予め相続放棄できるか
相談内容私たちは3人兄弟ですが、長男は親や私たちとも円満な関係を欠き迷惑をかけてきたことから、
父が死亡した場合に相続でもめるのではないかと心配です。
父はまだ健在ですが、今のうちに父の相続につき長男に放棄させるようなことは可能ですか。

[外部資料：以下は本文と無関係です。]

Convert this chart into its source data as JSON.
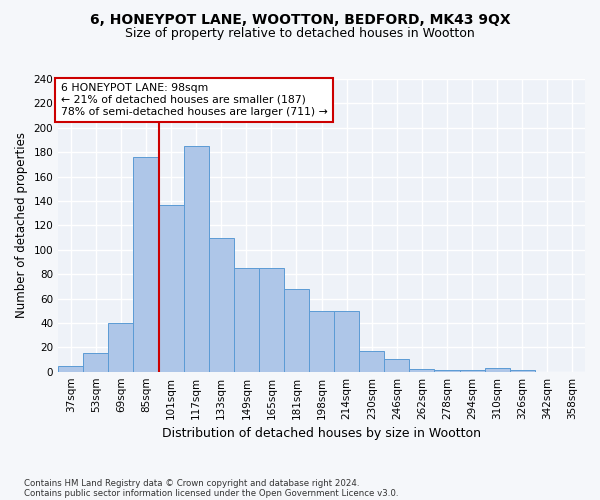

解答相続の放棄については、「自己のために相続の開始があったことを知ったときから3カ月以内に
しなければならない。」と規定されており、お父さんの相続は死亡により開始することから、
お父さんが生存中に予め長男に相続放棄をしてもらうことはできません。
年齢等からしても通常、お父さんは長男より先に死亡すると予想されますが、長男も事故や病気に
よりお父さんより先に死亡することがないとは言えません。
お父さんの相続人等は死亡したときに確定するので、確定してもいない相続を予め放棄することは
できないのです。
予め相続放棄をすることはできませんが、相続開始前に家庭裁判所の許可を得て遺留分の放棄をして
もらうことは可能です。
遺留分の放棄が認められると、お父さんは遺言により長男の遺留分への配慮をせずに遺産の処分を
決めることができますが、家庭裁判所では遺留分の放棄の許可に当たり、長男の意思を確認するほか
長男が放棄する理由の合理性、代わりに受ける利益等を総合して判断されるので、これらの点で相当
な理由がないと許可は難しいとされています。